I wasn't halfway through my lunch break on my first day in a professional pastry kitchen when I realized I'd made a grave error. I'd put the delicate custard-filled pies in the oven, set a timer for 15 minutes, and then walked away for 30—something I'd never do in my own house.
I knew that by the time I got off break, the pies would be ruined, their custards turned from silken and jiggly to bouncy and gelatinous. I was about to get fired without making it through day one. I was about to go down as the worst, most careless pastry cook in history. Goodbye, dreams.
But when we got upstairs, the pies were on the cooling racks, sunny-yellow and perfectly content, their surfaces smooth and flawless. (Reader, this would change as soon as I attempted to wrap them in plastic wrap—so don't breathe a sigh of relief just yet!)
Of course another cook had rotated the pies and, later, rescued them from the oven, but how had they known how long I'd set the timer for? How had they walked into the middle of my recipe? Who were these miracle-working time-whisperers?
Over the course of several more shifts, I caught wind of how our oven operated—and the irrelevance of its timer. No one uses the timer the way I do at home (ding! it's ready to come out!)—instead, the buzz serves as a friendly reminder to check out whatever is baking away in the oven.
See, cooks spin in and out of the kitchen as they take breaks, check inventory, and retrieve ingredients and equipment, and they're constantly setting timers for 5-, 10-, or 15-minute stints. Whoever happens to be nearby when the timer goes off knows to take a look at the cookies and, regardless of how long they've been in there, or what the recipe says (where even is the recipe?), to either dial the knob back for a few more minutes or transfer the baking sheets to the cooling rack.
The time a particular item stays in the oven is determined not by what's dictated by the recipe write-up but by how it looks, smells, feels, and behaves. Is the custard tart stable everywhere except for a 3-inch radius around the center? Pull it! Are the crackers pale in the center and tacky to touch? Give 'em another 5!

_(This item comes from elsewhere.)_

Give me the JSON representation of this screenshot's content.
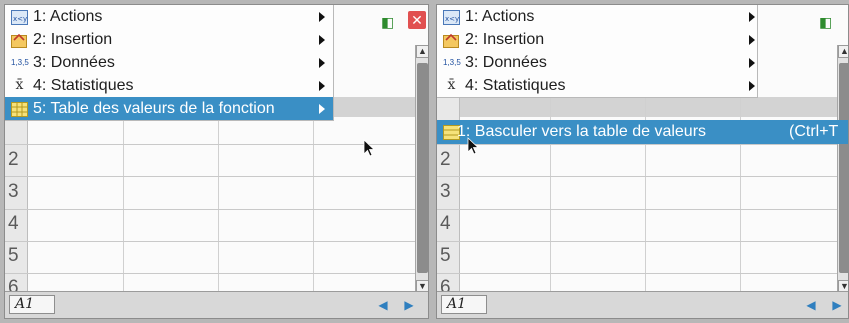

Many times, I've even been betrayed by the timer because the times that are written in our binder of recipes are frequently incorrect. I've pulled cookies and crackers too early, following the recipe's instructions instead of my own senses, not taking into account the unique conditions—like the rack placement or the temperature of the dough—that determine how long an item truly needs to reach its ideal state. But by learning visual and olfactory cues, like the exact shade of darkness for toasted biscotti or the smell of toasted pine nuts, the timer has become a helper, not a dictator.
I've read about the concept of timers as clues rather than certainties before. Samin Nosrat preaches the same philosophy in her excellent textbook-cookbook Salt, Fat, Acid, Heat.
"When you read recipes, think of temperatures and cooking times as strong suggestions, rather than fixed rules,” she says. “Set your timer for a few minutes less than a recipe might suggest, then use all of your senses to check for doneness.”
I knew that this applied to the savory kitchen—caramelizing onions or roasting a chicken (sure, the recipe says it should be done, but is the skin crispy? do the juices run clear?)—but I had never stretched it to baking. Baking is a science! everyone trills—why would the timing be open to interpretation?
But it is! If you know what the finished product is supposed to look like—hopefully, the recipe you're following is accompanied by descriptive sensory cues ("golden brown and firm to the touch" or "deep brown with bubbling juices" or "your finger should leave an impression") and, if you're blessed, a photo—go with your gut, not with the timer. And always set that timer for a few minutes before the recipe instructs: Better to catch a cake that needs 15 additional minutes than to check at the suggested time only to see it's already gone too far.